Un parking pratique, une entrée charmante, une jolie maison colorée et spacieuse bordée d’un grand jardin où s’amusent de tout-petits enfants, c’est la nouvelle garderie Babaloo installée à Punaauia depuis trois mois. À la direction, Hitiura, une jeune femme douce et souriante, mêlant la fermeté et le sérieux de ses fonctions à la chaleur d’un câlin dès qu’elle ouvre ses bras à un enfant.
Babaloo à Punaauia est une réouverture. En effet, la structure a d’abord été créée en 2011 à Paofai : “Avec ma sœur Aiata, avec qui je travaille depuis le début, on a commencé par une petite garde à domicile avec un petit effectif d’enfants pendant deux ans et demi. Mais nous avons dû fermer car le propriétaire voulait récupérer la maison et en même temps, j’étais sur la fin de ma grossesse. Dès que nous avons trouvé un nouveau lieu accueillant, nous nous sommes relancées dans l’aventure !”
Aujourd’hui en cours d’agrément, Babaloo n’est plus une garde à domicile mais une crèche qui accueille les enfants de 3 mois à 3 ans.
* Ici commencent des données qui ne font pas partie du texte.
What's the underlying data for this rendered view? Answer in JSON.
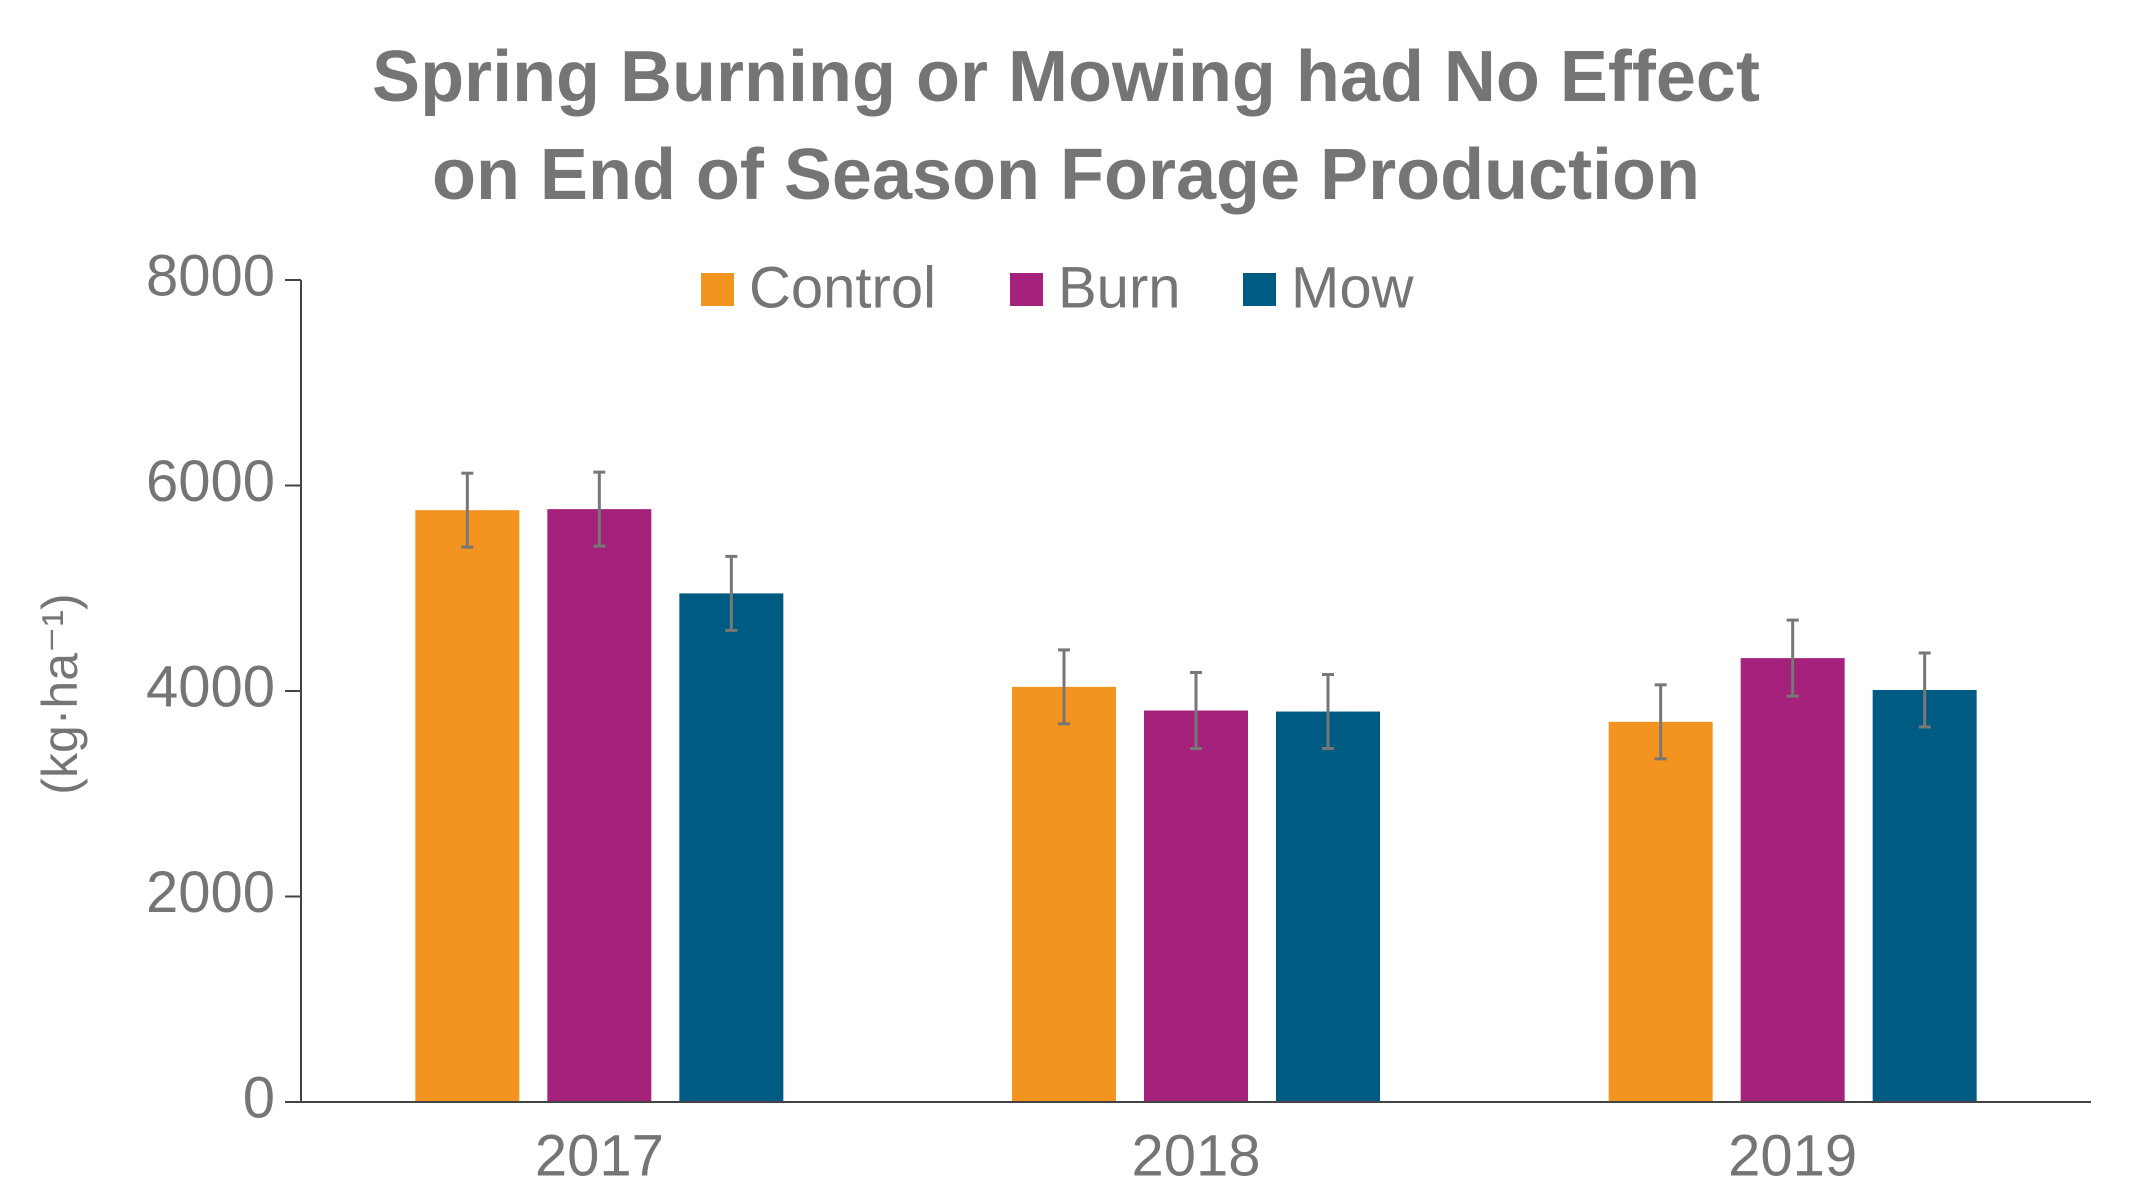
{
  "chart_data": {
    "type": "bar",
    "title": [
      "Spring Burning or Mowing had No Effect",
      "on End of Season Forage Production"
    ],
    "y_label": "(kg·ha⁻¹)",
    "categories": [
      "2017",
      "2018",
      "2019"
    ],
    "series": [
      {
        "name": "Control",
        "color": "#f39320",
        "values": [
          5760,
          4040,
          3700
        ],
        "errors": [
          360,
          360,
          360
        ]
      },
      {
        "name": "Burn",
        "color": "#a4217c",
        "values": [
          5770,
          3810,
          4320
        ],
        "errors": [
          360,
          370,
          370
        ]
      },
      {
        "name": "Mow",
        "color": "#005b82",
        "values": [
          4950,
          3800,
          4010
        ],
        "errors": [
          360,
          360,
          360
        ]
      }
    ],
    "ylim": [
      0,
      8000
    ],
    "yticks": [
      0,
      2000,
      4000,
      6000,
      8000
    ],
    "grid": false,
    "legend": "top"
  }
}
Si elle peut accueillir jusqu’à vingt-cinq enfants (dont cinq qui ne marchent pas) selon les directives de l’agrément, pour l’instant, les deux taties Aiata et Hitiura s’occupent aujourd’hui de sept enfants, de 6h à 17h30, du lundi au vendredi.

Le respect et le partage

La philosophie de Babaloo est fondée sur le partage et le respect d’autrui. “Nous nous efforçons dans notre quotidien de véhiculer des valeurs importantes, d’aider l’enfant à appréhender la vie en collectivité et de faire attention aux autres. Nous instaurons également beaucoup d’échanges et de convivialité avec les parents, de façon à ce que tout le monde se sente à l’aise. On ne fait pas que de la garde et nous favorisons les activités dirigées”.
Avec l’expérience d’Aiata en métropole et la formation de directrice de crèche et garderie de Hitiura, les enfants ne sont pas délaissés ni ne dorment toute la journée : à Babaloo, on travaille en s’amusant ! En effet, répartis en trois tranches d’âges (de 0 à 1 ans, de 1 à 2 ans, et de 2 à 3 ans), les enfants participent à diverses activités adaptées.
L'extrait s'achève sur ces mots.